I begin by describing the extraction of a variable catalogue from the Sloan Digital Sky Survey Stripe 82 dataset and then use the catalogue to select a high-quality set of RR Lyrae stars. Analysing the distribution of the RR Lyraes reveals three significant substructures in the Milky Way halo: the Hercules-Aquila Cloud and the Sagittarius Stream, which were already known to exist, and the Pisces Overdensity, which was previously undetected. It is a faint, extended structure found at ~80 kpc and is of unknown origin. Altogether, I find that nearly 80% of the RR Lyraes are associated with substructures, consistent with the theory that galaxy halos are predominantly, or even entirely, made up from disrupted satellites. I also investigate the density distribution of RR Lyraes in the halo, finding that it is best fit by a broken-power-law model, in good agreement with previous work.

I go on to develop a set of tracer mass estimators that build on previous work which make use of actual (and not projected) distance and proper motion data, reflecting the amount and quality of data now available to us.

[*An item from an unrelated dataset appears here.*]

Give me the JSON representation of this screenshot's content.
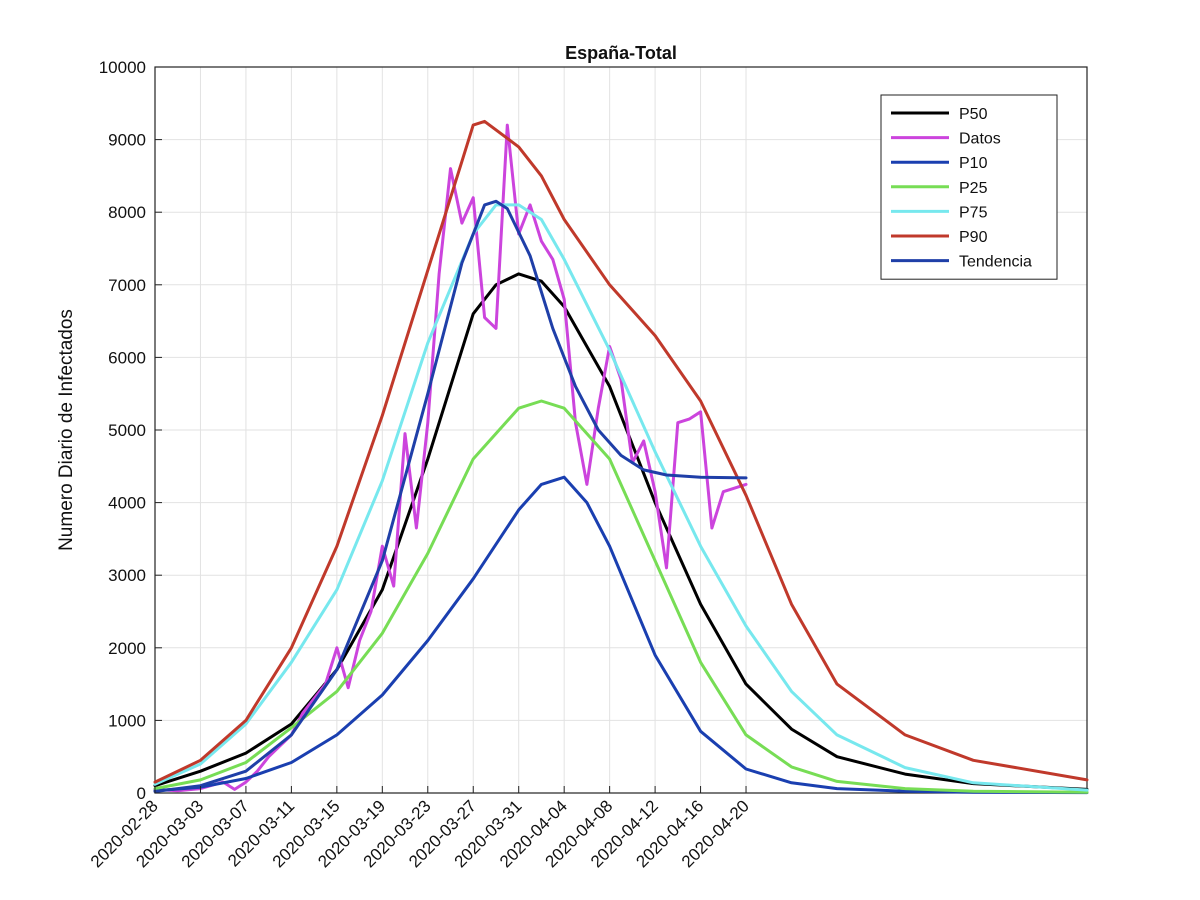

I show that proper motion data is, in theory, very useful and can greatly increase the accuracy of the mass estimates; in practice, however, current analysis is hampered by the large errors inherent in the proper motion data. The results are also subject to mass-anisotropy degeneracy, which current data is not yet able to break. Nevertheless, I am able to estimate the mass of the Milky Way to be M = 2.7 +/- 0.5 x 10^12 Msun and the mass of M31 to be M = 1.5 +/- 0.4 x 10^12 Msun.

Andromeda XII and Andromeda XIV are two M31 satellites that have been dubbed "extreme" and are thought to be on first infall into the M31 system. I modify the classical Timing Argument so that it can be applied to two external galaxies and then apply it to M31 and each of And XII and And XIV in turn to investigate the properties of their orbits. I then run a series of Monte Carlo simulations to investigate how likely such satellites are to exist and conclude that they are not as unusual as previously believed.

Finally, I discuss three upcoming wide-field, all-sky surveys and their implications for the future of the study of the Local Group.